De los resortes de la memoria -aprendidos de la experiencia de la acusación popular en el caso GAL y los fondos reservados, pero también del caso Scala contra la CNT y tantos otros- queda la constancia que la guerra sucia es un simple botón de estado que se pulsa cuando es necesario. Una maquinaria que se pone en marcha cuando conviene y un recurso ensuciante que siempre tiene agenda y calendario políticos: las elecciones del 25-N en el caso de las falsos cuentas suizas de Trias, el primer debate de investidura en el caso del informe PISA contra Podemos, la conversación de la Camarga -bien guardadito hasta que feneció el acuerdo CiU-PP entre 2010 y 2012- cuando el Proceso despega. La guerra sucia llega siempre puntual a la cita, ya lo dijo Emilio Botín: los problemas grandes son Cataluña y Podemos. Y por eso la cloaca pone en marcha el ventilador.

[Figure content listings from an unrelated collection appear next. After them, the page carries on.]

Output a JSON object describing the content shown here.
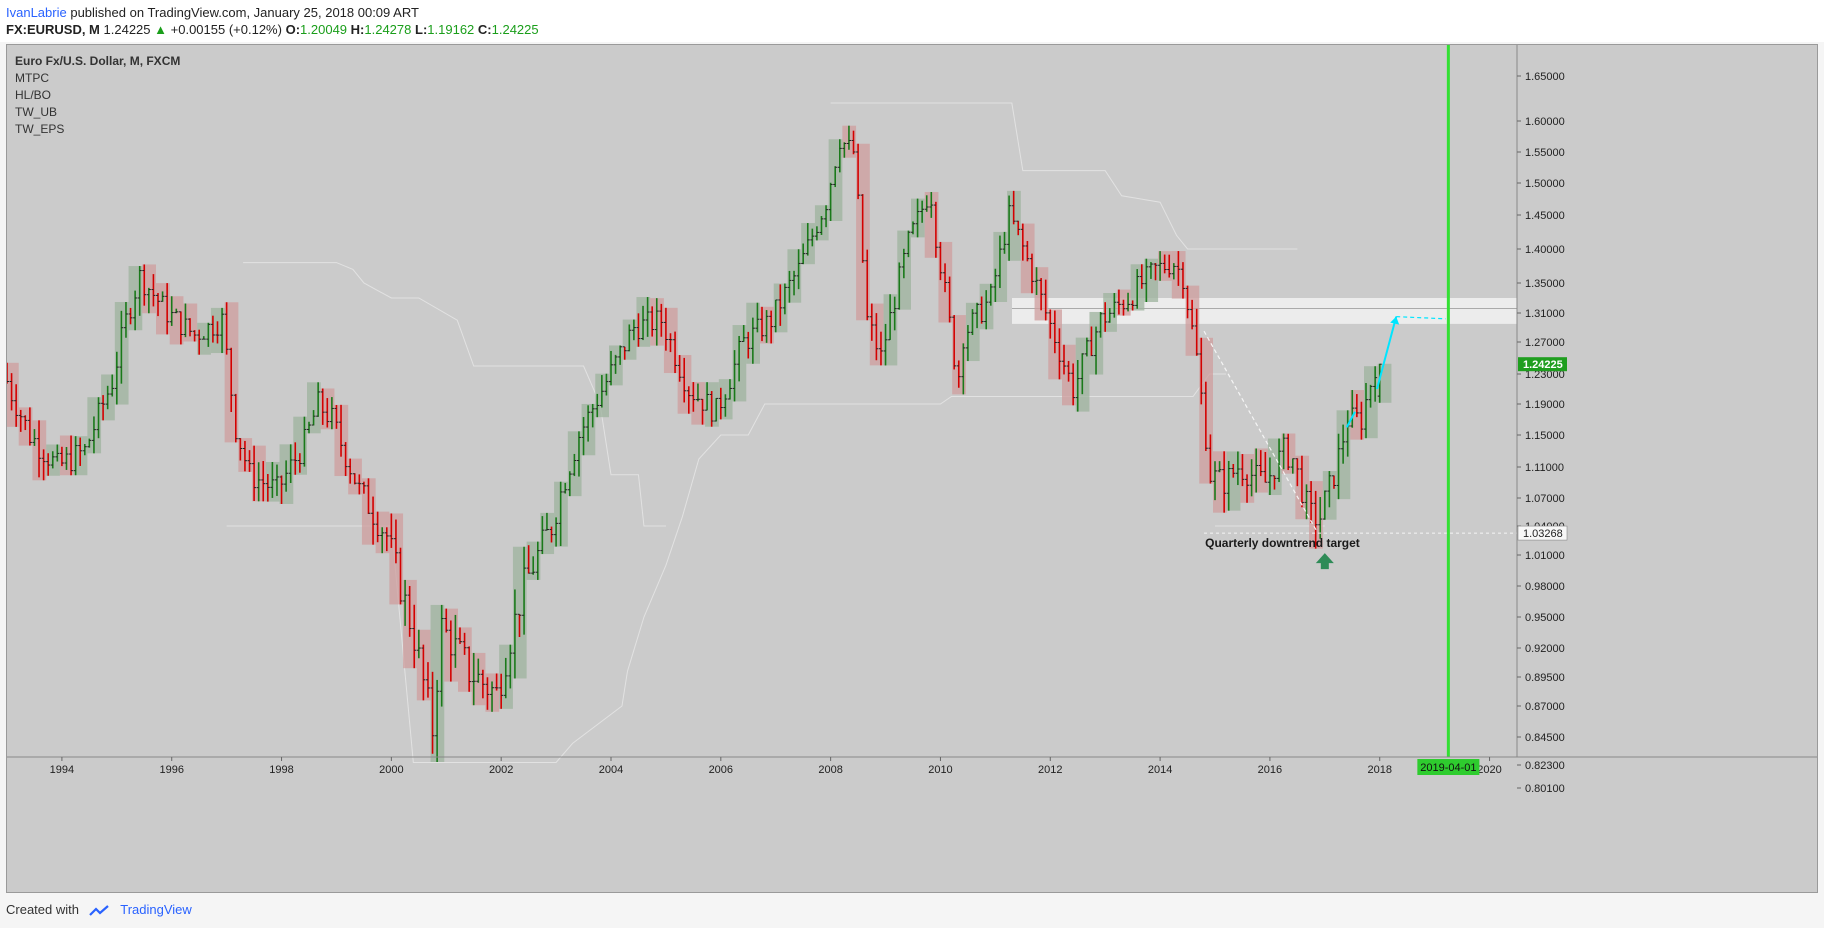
{
  "header": {
    "author": "IvanLabrie",
    "published": "published on TradingView.com, January 25, 2018 00:09 ART",
    "symbol": "FX:EURUSD, M",
    "last": "1.24225",
    "change": "+0.00155 (+0.12%)",
    "o_label": "O:",
    "o_value": "1.20049",
    "h_label": "H:",
    "h_value": "1.24278",
    "l_label": "L:",
    "l_value": "1.19162",
    "c_label": "C:",
    "c_value": "1.24225"
  },
  "legend": {
    "title": "Euro Fx/U.S. Dollar, M, FXCM",
    "studies": [
      "MTPC",
      "HL/BO",
      "TW_UB",
      "TW_EPS"
    ]
  },
  "footer": {
    "created": "Created with",
    "brand": "TradingView"
  },
  "colors": {
    "background": "#cbcbcb",
    "up": "#1a7a1a",
    "down": "#d40000",
    "marker": "#33e033",
    "projection": "#00e5ff",
    "box_up": "#9eb39e",
    "box_down": "#cf9e9e"
  },
  "chart_data": {
    "type": "ohlc",
    "timeframe": "monthly",
    "ylim": [
      0.79,
      1.66
    ],
    "xlim": [
      1993.0,
      2020.5
    ],
    "y_ticks": [
      "1.65000",
      "1.60000",
      "1.55000",
      "1.50000",
      "1.45000",
      "1.40000",
      "1.35000",
      "1.31000",
      "1.27000",
      "1.23000",
      "1.19000",
      "1.15000",
      "1.11000",
      "1.07000",
      "1.04000",
      "1.01000",
      "0.98000",
      "0.95000",
      "0.92000",
      "0.89500",
      "0.87000",
      "0.84500",
      "0.82300",
      "0.80100"
    ],
    "x_ticks": [
      "1994",
      "1996",
      "1998",
      "2000",
      "2002",
      "2004",
      "2006",
      "2008",
      "2010",
      "2012",
      "2014",
      "2016",
      "2018",
      "2020"
    ],
    "last_price": "1.24225",
    "target_price": "1.03268",
    "marker_date": "2019-04-01",
    "annotation": "Quarterly downtrend target",
    "series": {
      "t": [
        1993.0,
        1993.5,
        1994.0,
        1994.5,
        1995.0,
        1995.25,
        1995.5,
        1996.0,
        1996.5,
        1997.0,
        1997.25,
        1997.5,
        1998.0,
        1998.5,
        1998.75,
        1999.0,
        1999.5,
        2000.0,
        2000.5,
        2000.83,
        2001.0,
        2001.5,
        2002.0,
        2002.5,
        2003.0,
        2003.5,
        2004.0,
        2004.5,
        2005.0,
        2005.5,
        2005.83,
        2006.0,
        2006.5,
        2007.0,
        2007.5,
        2008.0,
        2008.25,
        2008.5,
        2008.75,
        2009.0,
        2009.25,
        2009.5,
        2009.9,
        2010.0,
        2010.4,
        2010.5,
        2011.0,
        2011.33,
        2011.5,
        2012.0,
        2012.5,
        2013.0,
        2013.5,
        2014.0,
        2014.33,
        2014.5,
        2014.75,
        2015.0,
        2015.25,
        2015.5,
        2016.0,
        2016.33,
        2016.5,
        2016.8,
        2017.0,
        2017.25,
        2017.5,
        2017.75,
        2018.0
      ],
      "c": [
        1.23,
        1.15,
        1.11,
        1.13,
        1.22,
        1.3,
        1.36,
        1.31,
        1.28,
        1.3,
        1.16,
        1.1,
        1.08,
        1.14,
        1.19,
        1.17,
        1.08,
        1.03,
        0.93,
        0.85,
        0.94,
        0.9,
        0.88,
        0.98,
        1.04,
        1.15,
        1.22,
        1.29,
        1.3,
        1.21,
        1.19,
        1.18,
        1.27,
        1.3,
        1.37,
        1.47,
        1.57,
        1.55,
        1.3,
        1.25,
        1.33,
        1.41,
        1.49,
        1.42,
        1.22,
        1.28,
        1.33,
        1.45,
        1.42,
        1.31,
        1.21,
        1.3,
        1.33,
        1.37,
        1.38,
        1.36,
        1.25,
        1.1,
        1.09,
        1.11,
        1.09,
        1.13,
        1.12,
        1.05,
        1.05,
        1.1,
        1.17,
        1.17,
        1.24225
      ]
    }
  }
}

Anatomía del delito de estado: actores, telaraña política, operativa mediático-policial y financiación pública remiten a investigaciones prospectivas -propias de dictadura y expresamente prohibidas-, a pruebas sin custodia, a la «poderosa imaginación» de un comisario, a chantajes bajo amenaza a banqueros, a informes apócrifos, a noticias inventadas, a acusaciones falsas y a fondo reservados. De manual, también, la cadena trófica de una unidad paralela y silente que está nutrida de comisarios con perfil a sueldo de salvapatrias, policías en segunda actividad empresarial y detectives privados que hacen de peones al trabajo de campo. Y sobres que van y vienen. Nada nuevo: las tramas paralelas siempre se tejen en los márgenes por si después hay que decir, como manda la teoría estatal y absoluta de la negación, que nada de lo que pasa en la zona gris pasa de verdad.

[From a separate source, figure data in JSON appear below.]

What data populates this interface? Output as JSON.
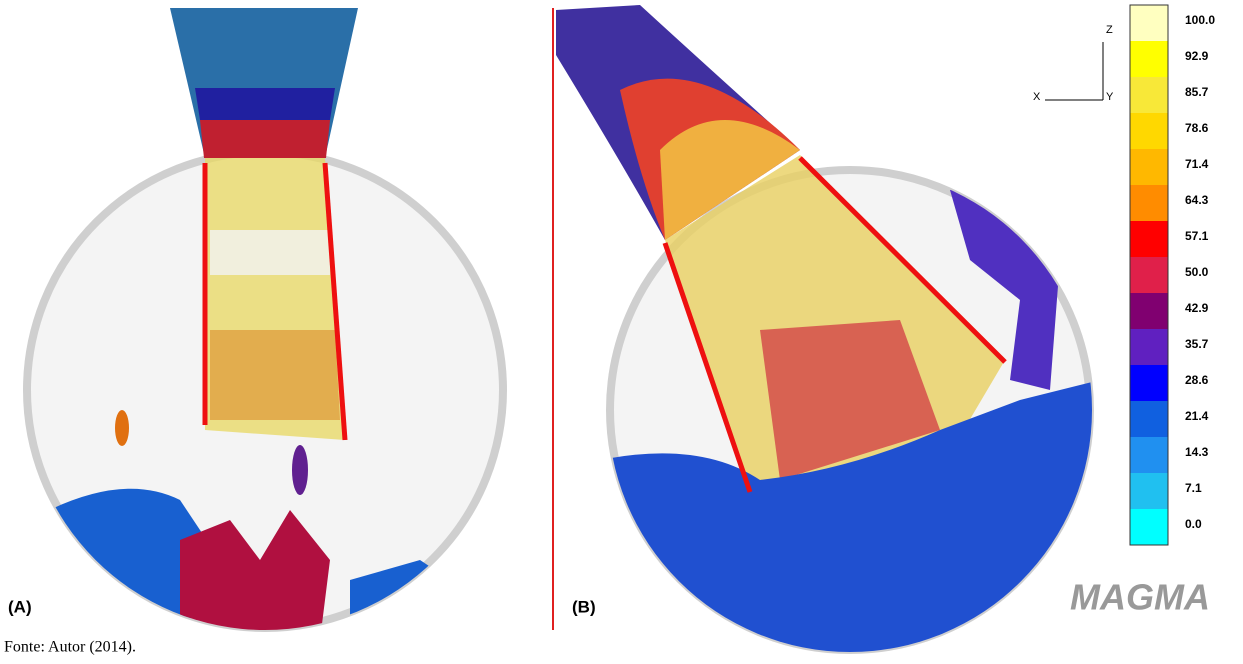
{
  "panels": [
    {
      "label": "(A)"
    },
    {
      "label": "(B)"
    }
  ],
  "axes_icon": {
    "z": "Z",
    "x": "X",
    "y": "Y"
  },
  "colorbar": {
    "labels": [
      "100.0",
      "92.9",
      "85.7",
      "78.6",
      "71.4",
      "64.3",
      "57.1",
      "50.0",
      "42.9",
      "35.7",
      "28.6",
      "21.4",
      "14.3",
      "7.1",
      "0.0"
    ]
  },
  "logo": "MAGMA",
  "caption": "Fonte: Autor (2014)."
}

Pero de los espurios finos partidarios, de la intencionalidad política y de la naturaleza inquisitorial de la guerra sucia dejan constancia de la misma algunos de los postestimonios de quienes han estado al frente de los servicios secretos en el Estado español. Que no se olviden los despistados: Jorge Dezcallar, director del CNI, dimitió el 18 de mayo de 2003, después de los trágicos atentados del 11-M, por el uso partidista «para salvar la imagen de Aznar» que se hacía de los servicios secretos. Hemeroteca negra: «Algunas cosas es mejor que no se sepan nunca», decía el general Cassinello; «Hay cosas que no se hacen; si se hacen no se dicen; si se informa, se desmienten», categorizaba el general Sáenz de Santamaría. Tras estas sentencias categóricas, sólo hay que poner en fila -y entonces todo liga y religa- la hilera de vergüenzas conocidas: los ataques informáticos del 9-N, las presiones diplomáticas y los favores de Margallo, las fotografías y filiaciones filtradas de 33 jueces favorables al derecho a decidir, las investigaciones ilegales a personalidades soberanistas o el surrealista chantaje policial a banqueros.

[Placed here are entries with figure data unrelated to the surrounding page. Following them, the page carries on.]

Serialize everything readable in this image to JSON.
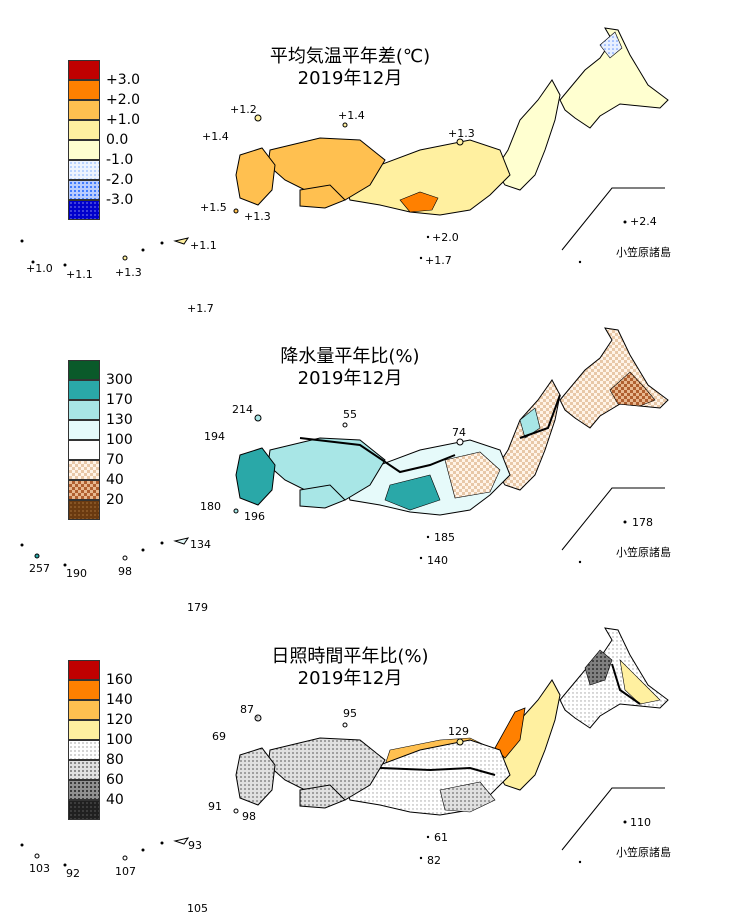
{
  "panels": [
    {
      "id": "temp",
      "title_line1": "平均気温平年差(℃)",
      "title_line2": "2019年12月",
      "legend": [
        {
          "color": "#c00000",
          "pattern": "solid"
        },
        {
          "color": "#ff8000",
          "pattern": "solid",
          "label": "+3.0"
        },
        {
          "color": "#ffc050",
          "pattern": "solid",
          "label": "+2.0"
        },
        {
          "color": "#fff0a0",
          "pattern": "solid",
          "label": "+1.0"
        },
        {
          "color": "#ffffd0",
          "pattern": "solid",
          "label": "0.0"
        },
        {
          "color": "#a8c8ff",
          "pattern": "dots-light",
          "label": "-1.0"
        },
        {
          "color": "#6090ff",
          "pattern": "dots",
          "label": "-2.0"
        },
        {
          "color": "#0000cc",
          "pattern": "dots-dense",
          "label": "-3.0"
        }
      ],
      "values": [
        "+1.2",
        "+1.4",
        "+1.4",
        "+1.3",
        "+1.5",
        "+1.3",
        "+2.0",
        "+1.7",
        "+1.1",
        "+1.0",
        "+1.1",
        "+1.3",
        "+1.7",
        "+2.4"
      ],
      "island_label": "小笠原諸島"
    },
    {
      "id": "precip",
      "title_line1": "降水量平年比(%)",
      "title_line2": "2019年12月",
      "legend": [
        {
          "color": "#0a5a2a",
          "pattern": "solid"
        },
        {
          "color": "#2aa8a8",
          "pattern": "solid",
          "label": "300"
        },
        {
          "color": "#a8e6e6",
          "pattern": "solid",
          "label": "170"
        },
        {
          "color": "#e6fafa",
          "pattern": "solid",
          "label": "130"
        },
        {
          "color": "#ffffff",
          "pattern": "solid",
          "label": "100"
        },
        {
          "color": "#e8c8a8",
          "pattern": "check-light",
          "label": "70"
        },
        {
          "color": "#c87a40",
          "pattern": "check",
          "label": "40"
        },
        {
          "color": "#6a3a10",
          "pattern": "dots-dense",
          "label": "20"
        }
      ],
      "values": [
        "214",
        "55",
        "194",
        "74",
        "180",
        "196",
        "185",
        "140",
        "134",
        "257",
        "190",
        "98",
        "179",
        "178"
      ],
      "island_label": "小笠原諸島"
    },
    {
      "id": "sun",
      "title_line1": "日照時間平年比(%)",
      "title_line2": "2019年12月",
      "legend": [
        {
          "color": "#c00000",
          "pattern": "solid"
        },
        {
          "color": "#ff8000",
          "pattern": "solid",
          "label": "160"
        },
        {
          "color": "#ffc050",
          "pattern": "solid",
          "label": "140"
        },
        {
          "color": "#fff0a0",
          "pattern": "solid",
          "label": "120"
        },
        {
          "color": "#ffffff",
          "pattern": "solid",
          "label": "100"
        },
        {
          "color": "#e0e0e0",
          "pattern": "dots-light",
          "label": "80"
        },
        {
          "color": "#a0a0a0",
          "pattern": "dots",
          "label": "60"
        },
        {
          "color": "#404040",
          "pattern": "dots-dense",
          "label": "40"
        }
      ],
      "values": [
        "87",
        "95",
        "69",
        "129",
        "91",
        "98",
        "61",
        "82",
        "93",
        "103",
        "92",
        "107",
        "105",
        "110"
      ],
      "island_label": "小笠原諸島"
    }
  ]
}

No el golpe de estado, claro, sino el estado de golpe; no el estado de derecho, pues, sino el derecho del estado; no un estado razonable, sino la siempre siniestra y detestable razón de estado contra la razón democrática de la libertad política catalana, con la que las cloacas quieren mezclar una corrupción de las élites que no tienen nada que ver con ello. Se sabrá todo, escribía Xavier Bosch. No sabéis, decía Andrea Camillieri. Es mejor que sea así. Luces y taquígrafos para que no se salgan nunca con la suya, para que el disparo de la guerra sucia les salga por la culata y que el único miedo que podamos tener sea el de no lograrlo. Una razón más para ganar: derrotar la guerra sucia.